Monday, June 29, 2009

Good Hair/Bad Hair


Black hairstyles are as diverse as the Black community itself. There are naturals, weaves, chemically relaxed styles, braids and dreadlocks, to name just a few. Black hair and its care go well beyond the multibillion-dollar industry it has become and is deeply rooted in Black identity and culture. For many Black parents, having a child walk around with unkempt hair is an almost unpardonable sin. That desire to be well groomed extends into adulthood. In the U.S., barbershops and beauty salons are perhaps second only to Black churches as the oldest institutions in the community. Black people want to look good from the cradle to the grave.

Notice how a Black man with dreadlocks perceived as opposed to say a Black man with short cropped or even with a shaved head. He is not as approachable with the locks. There is the perception and misconceptions of the “angry Black man.” There is no other racial or ethnic group in which hair comes to bear on someone's politics. For Black people, our hair has been infused with these racial politics. Not about hair per se, it's about what hair means, particularly for Black women in terms of racial identity. On one level, hair matters because some outdated ideal still linger, for instance if a Black woman straightens her hair she is "selling out the race" and/or "embracing the white standard of beauty" while women who wear their hair in natural styles are "blacker than thou. No one is saying that about White women, Yellow women or Brown women. If you don’t think so let’s take First Lady Michelle Obama. She has been criticized in certain areas as being radical or too outspoken about race. And this uneases some people. She is a tall dark-skinned woman and that intimidates some people. If now you add an Afro or twistees then she becomes really scary. Remember the cover that The New Yorker magazine ran with a drawing portraying Michelle Obama wearing an Angela Davis-style Afro while “fist bumping” (dapping) a turban wearing Barack Obama. I took it to poke fun at what people really fear. But we are not at the point where we can laugh at Black images, because we, as do others, feel that every Black image reflects on Black people as a whole.

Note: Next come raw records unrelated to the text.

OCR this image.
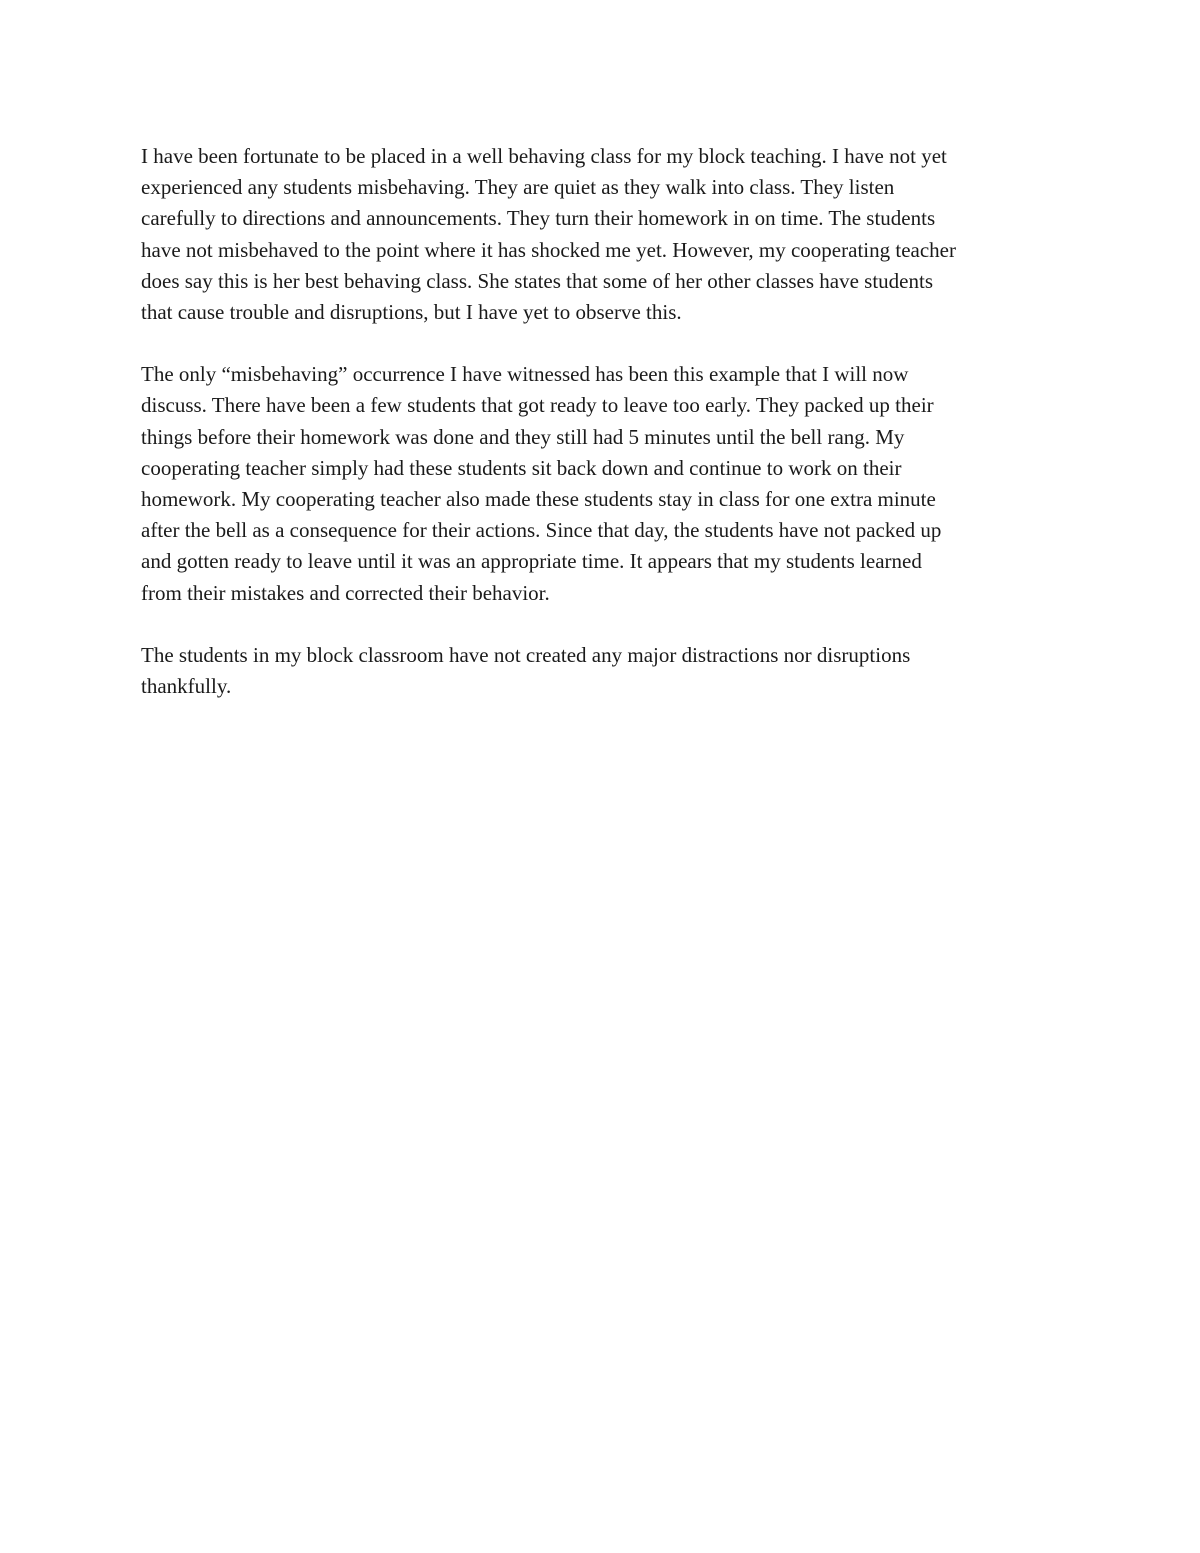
I have been fortunate to be placed in a well behaving class for my block teaching. I have not yet
experienced any students misbehaving. They are quiet as they walk into class. They listen
carefully to directions and announcements. They turn their homework in on time. The students
have not misbehaved to the point where it has shocked me yet. However, my cooperating teacher
does say this is her best behaving class. She states that some of her other classes have students
that cause trouble and disruptions, but I have yet to observe this.

The only “misbehaving” occurrence I have witnessed has been this example that I will now
discuss. There have been a few students that got ready to leave too early. They packed up their
things before their homework was done and they still had 5 minutes until the bell rang. My
cooperating teacher simply had these students sit back down and continue to work on their
homework. My cooperating teacher also made these students stay in class for one extra minute
after the bell as a consequence for their actions. Since that day, the students have not packed up
and gotten ready to leave until it was an appropriate time. It appears that my students learned
from their mistakes and corrected their behavior.

The students in my block classroom have not created any major distractions nor disruptions
thankfully.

When a child has straight hair, they are told they have “good hair” and while people aren't telling children with curly hair that they have “bad hair,” in reality that is what we are saying. But in reality good hair is not straight hair, but healthy hair is good hair. Chris Rock saw these same attitudes in his young daughters and it helped motivate his new documentary "Good Hair." The film is narrated by Rock and explores Black hair from a variety of angles, including the booming $9 billion Black hair industry and the science behind chemical relaxers used to straighten hair. The comedian spent nearly two years exploring the world of black hair for his documentary. He managed to sit down with a variety of Black celebrities, including actress Nia Long, Maya Angelou and Al Sharpton, and question them about their hair. In the movie, Chris Rock visits barbershops in Harlem, salons in Beverly Hills as well as the extravagant Bronner Brothers Hair Show in Atlanta, where stylists wield their shears in intense hair battles. In the documentary Rock even goes as far as India, which is a major place where the hair from many weaves worn by Black women actually comes from.